In article <11447b6d.0411301228.3507dbdc@posting.google.com>,
Gregg Kelly <greggk@ozemail.com.au> wrote:
>In answer to Dave's question below, I believe I can shed a little more
>light on this. Rewrite the matrix equation as
>
>A.X^2 + B.X + C = 0 (1)

(THat's sort of the transpose of the original equation, but now generalized).

>Let k and v be an eigenvalue and eigenvector of X so X.v = k.v
>Then multiplying (1) by v gives
>
>(A.k^2 + B.k + C).v = 0 (2)
>
>so that
>
>det(A.k^2 + B.k + C) = 0 (3)
>
>This is then a polynomial equation of degree 2.n for the n eigenvalues
>of X. Now we take n solutions k_i of (3) we can then solve (2) for
>v_i.
>
>Then X is given by the eigen decomposition formula
>
>X = V.K.V^-1
>
>where
>
>K = diagonal matrix k_i
>V = matrix of vectors v_i
>
>Which n solutions of (3) should be chosen I don't know. Maybe they all
>give valid solutions, maybe only some of them do ...

Very good! And indeed the same proof shows any set of n roots of your
degree-2n polynomial will work (assuming the roots are distinct). In the
case n=3 this gives C(6,3)=20 possible solutions X, which is what I
computed a different way.

I wrote,

>> The only surprise (to me) is that the polynomial always seems to factor:
>> in the 2x2 case it's the product of a quadratic and a quartic with
>> coefficients in the 7- and 15-digit range, respectively.
>> In the 3x3 case there's a degree-8 factor (60-digit coefficients)
>> and a degree-12 factor (90-digit coefficients). Moreover, these
>> polynomials are "special": the quartic has a dihedral Galois group,
>> and the two factors in the 3x3 case have galois groups of order just 48.
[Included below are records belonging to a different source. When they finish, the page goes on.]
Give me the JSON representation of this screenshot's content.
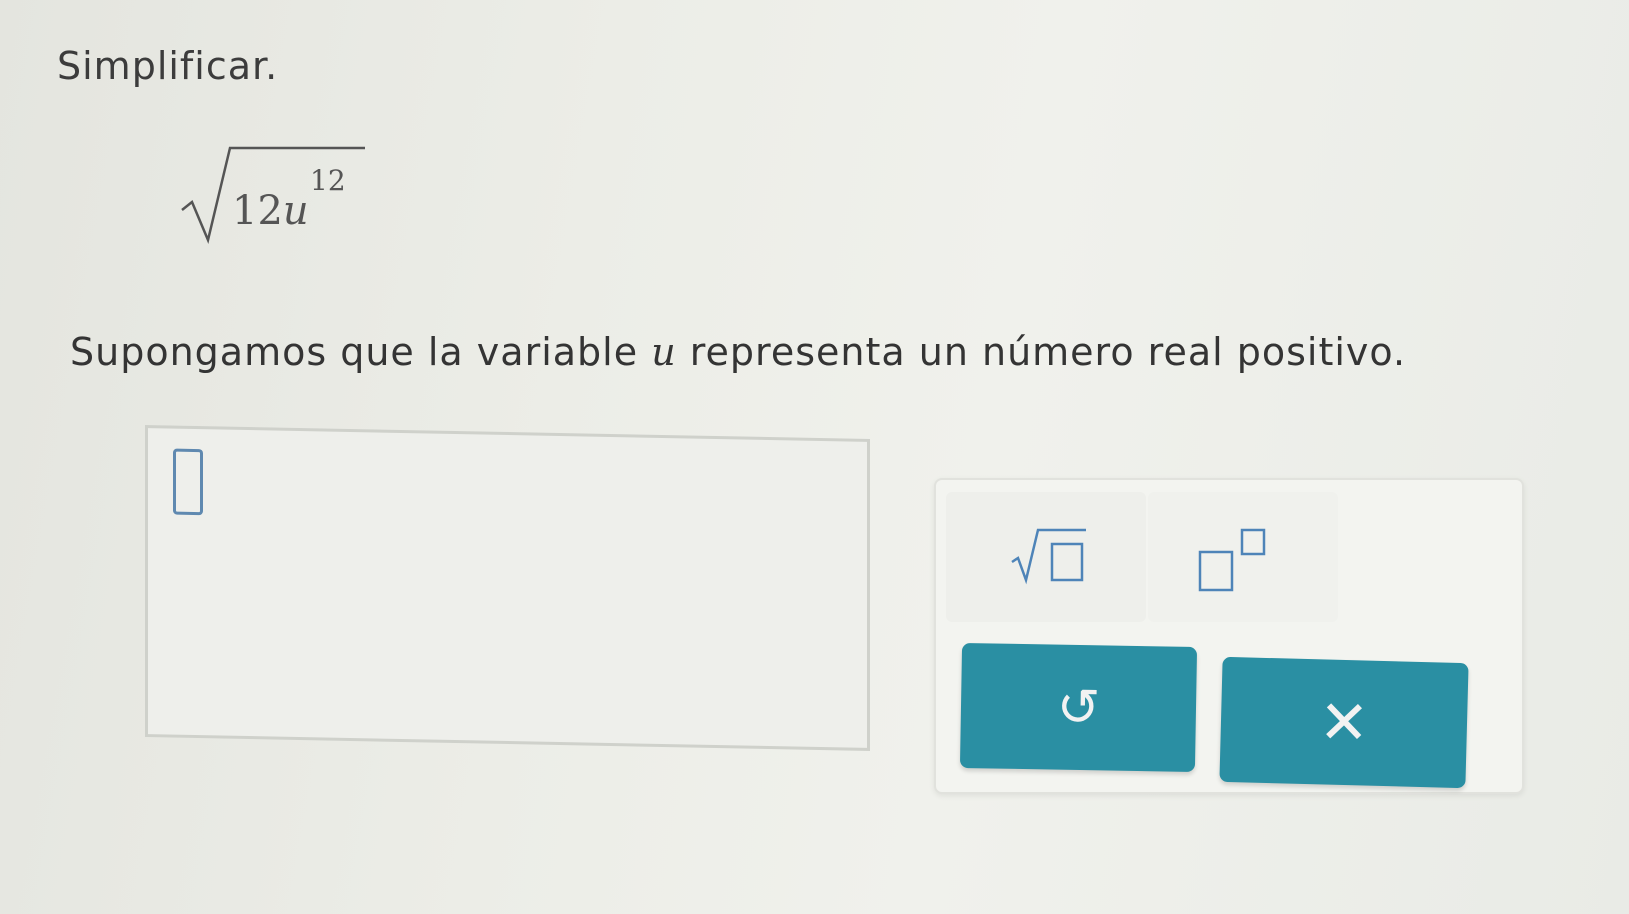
{
  "prompt": {
    "instruction": "Simplificar.",
    "expression": {
      "coefficient": "12",
      "variable": "u",
      "exponent": "12"
    },
    "assumption_before": "Supongamos que la variable ",
    "assumption_var": "u",
    "assumption_after": " representa un número real positivo."
  },
  "answer": {
    "value": ""
  },
  "keypad": {
    "keys": [
      {
        "id": "sqrt",
        "icon": "square-root-icon"
      },
      {
        "id": "power",
        "icon": "exponent-icon"
      }
    ],
    "undo": {
      "icon": "undo-icon",
      "glyph": "↺"
    },
    "clear": {
      "icon": "close-icon",
      "glyph": "✕"
    }
  },
  "colors": {
    "button": "#2a8fa3",
    "cursor": "#5f89b0"
  }
}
THe factorization seems to be this: when A,B,C are specialized in the
way the OP asked about, Gregg's polynomial is reciprocal (if k is a
root, so is 1/k; that is, it's really a polynomial of degree n in
w = k + 1/k ). It turns out that the octic factor is the one whose
roots correspond to matrices whose eigenvalues involve no reciprocal pairs
(there are 2^3 such choices) and the other factor corresponds to matrices
whose eigenvalues involve one reciprocal pair ( 3 x 4 = 12 such choices ).
I suppose for larger values of n there will be other factors
according to the number of reciprocal pairs of eigenvalues for X.